When I was a young, second-line manager at IBM, I made a major presentation to my boss's boss's boss's boss on a big project I wanted funded. It was a big deal for me, and I worked a long time on the presentation. I thought it was absolutely terrific; it was slick; it was right; and it was the right thing for the company to do. But I was running against a tide I didn't really understand at the time. IBM was having a rough quarter, and there were some political issues afoot, and I couldn't get the full attention of the division president when these other things were on his mind; he was too distracted. He liked it, but he wasn't going to fund it just then because he couldn't afford to put it in the budget. So I got sent home to do some more work and more study, and come back in six months to see if we could do it then.

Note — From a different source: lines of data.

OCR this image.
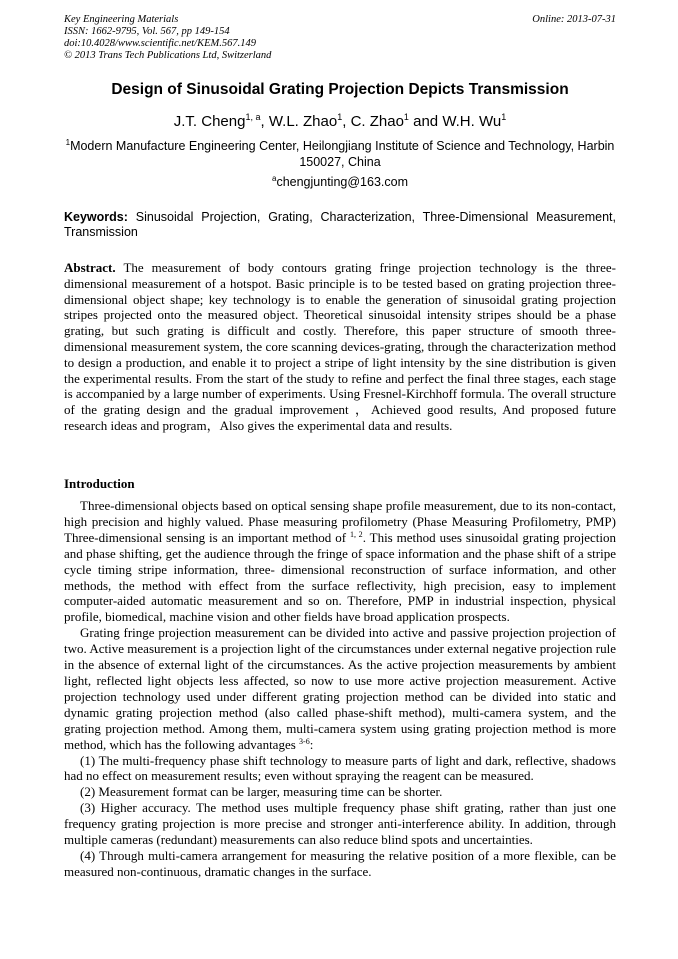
Key Engineering Materials
ISSN: 1662-9795, Vol. 567, pp 149-154
doi:10.4028/www.scientific.net/KEM.567.149
© 2013 Trans Tech Publications Ltd, Switzerland
Online: 2013-07-31
Design of Sinusoidal Grating Projection Depicts Transmission
J.T. Cheng$^{1, a}$, W.L. Zhao$^1$, C. Zhao$^1$ and W.H. Wu$^1$
$^1$Modern Manufacture Engineering Center, Heilongjiang Institute of Science and Technology, Harbin 150027, China
$^a$chengjunting@163.com
Keywords: Sinusoidal Projection, Grating, Characterization, Three-Dimensional Measurement, Transmission
Abstract. The measurement of body contours grating fringe projection technology is the three-dimensional measurement of a hotspot. Basic principle is to be tested based on grating projection three-dimensional object shape; key technology is to enable the generation of sinusoidal grating projection stripes projected onto the measured object. Theoretical sinusoidal intensity stripes should be a phase grating, but such grating is difficult and costly. Therefore, this paper structure of smooth three-dimensional measurement system, the core scanning devices-grating, through the characterization method to design a production, and enable it to project a stripe of light intensity by the sine distribution is given the experimental results. From the start of the study to refine and perfect the final three stages, each stage is accompanied by a large number of experiments. Using Fresnel-Kirchhoff formula. The overall structure of the grating design and the gradual improvement ，Achieved good results, And proposed future research ideas and program，Also gives the experimental data and results.
Introduction

Three-dimensional objects based on optical sensing shape profile measurement, due to its non-contact, high precision and highly valued. Phase measuring profilometry (Phase Measuring Profilometry, PMP) Three-dimensional sensing is an important method of $^{1, 2}$. This method uses sinusoidal grating projection and phase shifting, get the audience through the fringe of space information and the phase shift of a stripe cycle timing stripe information, three- dimensional reconstruction of surface information, and other methods, the method with effect from the surface reflectivity, high precision, easy to implement computer-aided automatic measurement and so on. Therefore, PMP in industrial inspection, physical profile, biomedical, machine vision and other fields have broad application prospects.

Grating fringe projection measurement can be divided into active and passive projection projection of two. Active measurement is a projection light of the circumstances under external negative projection rule in the absence of external light of the circumstances. As the active projection measurements by ambient light, reflected light objects less affected, so now to use more active projection measurement. Active projection technology used under different grating projection method can be divided into static and dynamic grating projection method (also called phase-shift method), multi-camera system, and the grating projection method. Among them, multi-camera system using grating projection method is more method, which has the following advantages $^{3-6}$:

(1) The multi-frequency phase shift technology to measure parts of light and dark, reflective, shadows had no effect on measurement results; even without spraying the reagent can be measured.

(2) Measurement format can be larger, measuring time can be shorter.

(3) Higher accuracy. The method uses multiple frequency phase shift grating, rather than just one frequency grating projection is more precise and stronger anti-interference ability. In addition, through multiple cameras (redundant) measurements can also reduce blind spots and uncertainties.

(4) Through multi-camera arrangement for measuring the relative position of a more flexible, can be measured non-continuous, dramatic changes in the surface.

I was bummed out by this and probably a little surly in the next few meetings I had that day, and I was a little distracted myself. The next morning, I was a little overly curt in a meeting with my staff. My secretary at the time had been with IBM for 25 years, so basically I reported to her - she knew more about the company than I did. She had worked for a lot of very senior IBM executives on their way up through jobs like the one I was in, so she knew everybody. After that morning meeting, I went back to my office and was working on some e-mails, when she came in to ask if she could talk to me for a second. When she had my attention, she looked me right in the eye and said, "You have 120 people reporting to you. When you have a bad day, they all have a bad day. Knock it off." And then she left.

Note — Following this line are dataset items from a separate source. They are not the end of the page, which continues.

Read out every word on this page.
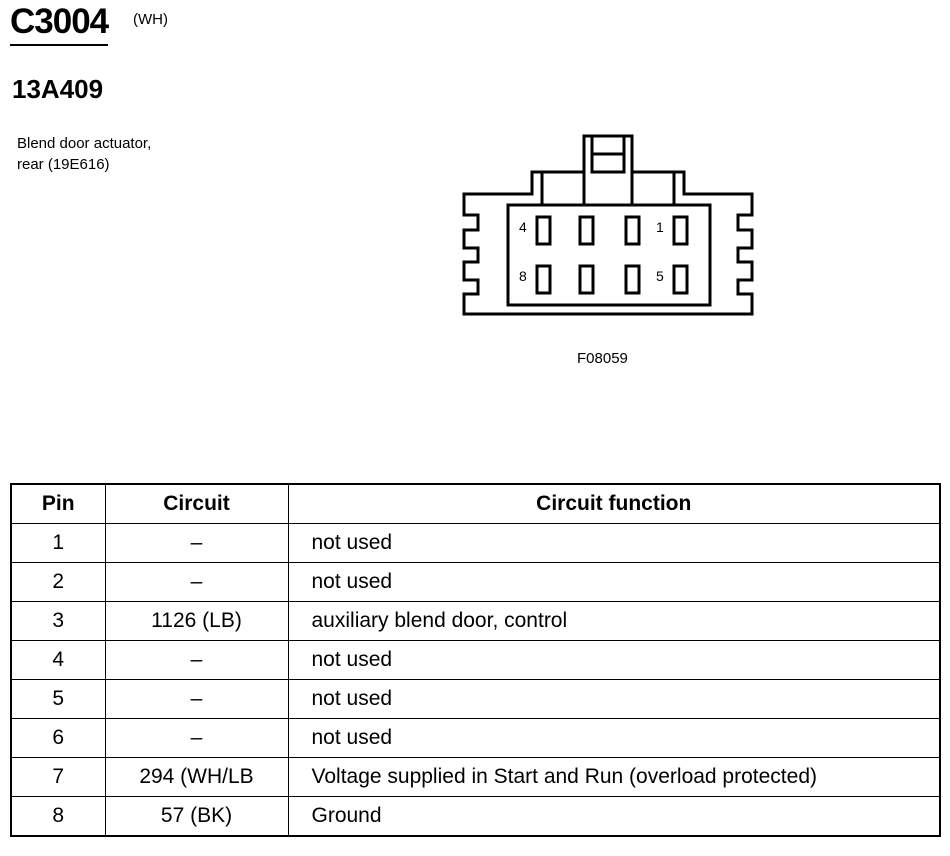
C3004 (WH)
13A409
Blend door actuator,
rear (19E616)
4	1
8	5
F08059
Pin	Circuit	Circuit function
1	–	not used
2	–	not used
3	1126 (LB)	auxiliary blend door, control
4	–	not used
5	–	not used
6	–	not used
7	294 (WH/LB	Voltage supplied in Start and Run (overload protected)
8	57 (BK)	Ground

Hers was exactly the right advice. People who are in positions of leadership and authority have a duty and responsibility far beyond what they feel like personally. There's a continuity issue associated with it: Leadership requires that you stay on your game all the time. I used to joke with my wife that every time I'd go with her to the mall in blue jeans on a Saturday morning, I was absolutely certain to run into someone I knew from work. There's never a private moment, and that's an important business message. You're always on.